I'm going to be 50 next year. As a present, I'm going to ask for some retirement planning financial advice.
I feel closer to retirement than to when I started work and feel now would be a good time to get specific advice to give me time to implement any recommendations.
My wife and I have some funds, superannuation, and an investment property, some of which are overseas from periods working outside of Australia, so advice that takes into account Australian tax rules will be important.
Over the years, I've collected Money's articles on financial advice, but I know this area is changing rapidly. How would you advise me to go about seeking advice right now? - Martin
Well, Martin, as I write this, the adult kids and grandkids have just left our place. They popped over for brunch for my 67th birthday. The point here is that at my age and being semi-retired is not the time to be doing critical retirement planning.
Sure, we need to review our plans in line with changing legislation, but age 50 is a terrific time to be getting serious about retirement plans.
I'm not sure retirement is a good word anymore. I reckon the key goal is financial independence. We all need a plan for that, then you can work for fun, not necessity, or not work.
First up, while you sound organised, let's make sure you have a clear summary of assets, liabilities and income. Then we go to your current budget and look at what surplus income you have now. It's pretty easy to run a basic model to see what assets you are likely to have in, say, five, 10 or 15 years.

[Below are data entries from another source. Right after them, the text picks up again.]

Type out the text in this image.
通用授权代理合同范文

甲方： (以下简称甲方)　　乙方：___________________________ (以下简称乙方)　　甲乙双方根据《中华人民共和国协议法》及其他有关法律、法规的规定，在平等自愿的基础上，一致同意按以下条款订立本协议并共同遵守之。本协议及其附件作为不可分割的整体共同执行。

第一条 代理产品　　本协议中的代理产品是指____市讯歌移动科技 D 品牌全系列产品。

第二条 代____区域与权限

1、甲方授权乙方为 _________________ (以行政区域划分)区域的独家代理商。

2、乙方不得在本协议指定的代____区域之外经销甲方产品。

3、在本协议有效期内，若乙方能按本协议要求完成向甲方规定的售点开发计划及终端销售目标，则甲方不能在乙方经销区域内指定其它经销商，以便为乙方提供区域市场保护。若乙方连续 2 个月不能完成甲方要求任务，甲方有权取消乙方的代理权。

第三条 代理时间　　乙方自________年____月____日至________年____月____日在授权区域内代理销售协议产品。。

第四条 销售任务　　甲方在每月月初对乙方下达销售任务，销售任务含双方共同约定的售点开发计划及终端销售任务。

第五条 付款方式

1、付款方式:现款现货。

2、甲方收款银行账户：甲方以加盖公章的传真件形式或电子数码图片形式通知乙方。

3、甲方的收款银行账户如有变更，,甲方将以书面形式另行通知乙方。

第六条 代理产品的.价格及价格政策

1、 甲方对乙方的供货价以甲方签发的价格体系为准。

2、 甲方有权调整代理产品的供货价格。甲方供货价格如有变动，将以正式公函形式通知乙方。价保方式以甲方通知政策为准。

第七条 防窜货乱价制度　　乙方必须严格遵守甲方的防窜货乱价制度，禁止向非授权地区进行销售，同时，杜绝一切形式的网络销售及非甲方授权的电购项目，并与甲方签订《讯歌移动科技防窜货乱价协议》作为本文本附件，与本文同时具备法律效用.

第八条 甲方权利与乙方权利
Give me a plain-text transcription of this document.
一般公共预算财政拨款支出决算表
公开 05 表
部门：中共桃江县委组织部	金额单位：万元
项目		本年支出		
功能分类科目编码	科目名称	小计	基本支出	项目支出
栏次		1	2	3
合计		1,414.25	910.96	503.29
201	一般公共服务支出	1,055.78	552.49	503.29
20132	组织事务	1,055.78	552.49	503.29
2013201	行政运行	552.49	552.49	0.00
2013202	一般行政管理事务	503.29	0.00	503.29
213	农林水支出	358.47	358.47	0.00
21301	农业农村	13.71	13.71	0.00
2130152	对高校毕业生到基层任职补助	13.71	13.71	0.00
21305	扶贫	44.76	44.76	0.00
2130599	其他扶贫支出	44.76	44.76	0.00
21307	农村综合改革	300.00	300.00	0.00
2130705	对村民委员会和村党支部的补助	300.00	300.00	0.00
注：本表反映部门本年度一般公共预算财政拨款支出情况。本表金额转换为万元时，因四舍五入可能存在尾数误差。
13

Next, you need to know what level of income you will need in retirement. Once you map that out, then you can see where you are.
Personally, I use about a 4% return on assets. I am also happy to run down investment assets for our life expectancy. This is an important issue. If you want to leave everything you have today, plus inflation, to the kids, you can really only spend 4% of your investment asset base each year.
This means $1 million is only likely to give you $40,000 a year, but you have vastly more to spend if you use capital and income from that $1 million. Then we get into all sorts of complexities, such as a part age pension as assets run down.
My view is to start with your tax adviser, especially as you have offshore assets. I'd talk to your tax people about their links to professional financial advice; they are likely to have trusted advisers they can refer you to.